Spike Lee kicked off the new millennium with an unsung triumph

Spike Lee kicked off the new millennium with an unsung triumph

Every day, Watch This offers staff recommendations inspired by a new movie coming out that week. This week: Birdman, as well as David Cronenberg’s upcoming Maps To The Stars, has us thinking back on other showbiz satires.

Bamboozled (2000)

Among great filmmakers, Spike Lee is uncommonly hit or miss: He seems capable of making both masterpieces (Do The Right Thing, his HBO Hurricane Katrina documentary When The Levees Broke) and steaming piles of cinematic garbage (She Hate Me, Miracle At St. Anna). Ask most people and Bamboozled, his Y2K screed against the insidious persistence of racism in America, belongs firmly to the latter group. It’s no mystery why the film was a flop, commercially and critically. For a satire, it’s almost perversely unfunny, even in the rare instances when it’s aiming for humor. It’s ugly, both in content and in hideous, turn-of-the-millennium digital form. And Lee uses his platform to take petty swipes at his rivals, explicitly referencing his war of words with Quentin Tarantino and awkwardly wedging in a potshot parody of Tommy Hilfiger. Bamboozled is self-indulgent, unsubtle, and inelegant—a righteous howl of rage from the bully pulpit.

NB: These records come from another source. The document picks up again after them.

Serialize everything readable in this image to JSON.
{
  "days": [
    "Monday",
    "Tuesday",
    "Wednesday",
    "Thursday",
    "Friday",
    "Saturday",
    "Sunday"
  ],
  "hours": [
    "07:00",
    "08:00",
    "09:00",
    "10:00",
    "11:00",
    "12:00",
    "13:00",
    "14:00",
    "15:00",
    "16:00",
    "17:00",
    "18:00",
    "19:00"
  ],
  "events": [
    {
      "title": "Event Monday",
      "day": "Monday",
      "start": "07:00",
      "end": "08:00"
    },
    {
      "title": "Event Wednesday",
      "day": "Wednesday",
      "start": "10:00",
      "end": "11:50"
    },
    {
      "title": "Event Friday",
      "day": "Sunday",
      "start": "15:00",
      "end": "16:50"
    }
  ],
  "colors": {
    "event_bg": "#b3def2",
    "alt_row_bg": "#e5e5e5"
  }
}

There is, however, value to Lee’s anger, and it seems fair to wager that the overwhelmingly negative reaction to this particular effort is proportional to the film’s own negativity. The most confrontational joint Spike has ever made, which is really saying something, Bamboozled rubs its audience’s nose in a chapter of history most people would prefer to conveniently forget, then dares to suggest that the era’s most racist images—actors in blackface, buffoonish caricatures of black culture—are still deeply ingrained in the fabric of American pop culture. As one character puts it: “New millennium? It’s the same bullshit.”

Eager to get out of his contract with a major television network, pretentious writer Pierre Delacroix (Damon Wayans, whose deliberately affected performance was another turn-off for the detractors) devises a kamikaze plan, casting two street performers (Savion Glover and Tommy Davidson) as the singing-and-dancing stars of a horrifying modern-day minstrel show. Imagine his surprise, and the audience’s, when the show turns out to be a hit, America embracing it as daring and edgy “satire.” The tapings, which Lee shoots in vibrant 16mm (in contrast to the harsh pixelated textures of the rest of the film), are disturbing throwbacks to an old-but-not-that-ancient era of dehumanizing entertainment. He offsets those scenes with ones of the two stars in their dressing rooms, blotting their faces—and their shame and humiliation—with a thick, dark tar. (In their anguish, and a damning final clip reel, the film dramatizes a Hollywood history of black actors finding success only by agreeing to embody offensive stereotypes.)

Bluntly colliding The Producers and Network, with none of the laughs of the former and twice the cynicism of the latter, Bamboozled is a bitter spill to swallow. But it’s also rich with agenda: Lee’s exaggerated premise is his means of exploring how racism survives in mainstream American culture—as irony, as nostalgia, as “politically incorrect” humor. Would Mantan: The New Millennium Minstrel Show really be a hit? Probably not, but Spike recognizes that even as blackface has gone out of vogue, Hollywood continues to find new ways to perpetuate offensive stereotypes. Lee, so often accused of “playing the race card,” made a movie that takes aim at the type of folks who use the expression “playing the race card.” No wonder the film’s unpopular.

Availability: The DVD of Bamboozled is out of print, but it can still be obtained from Amazon or Netflix.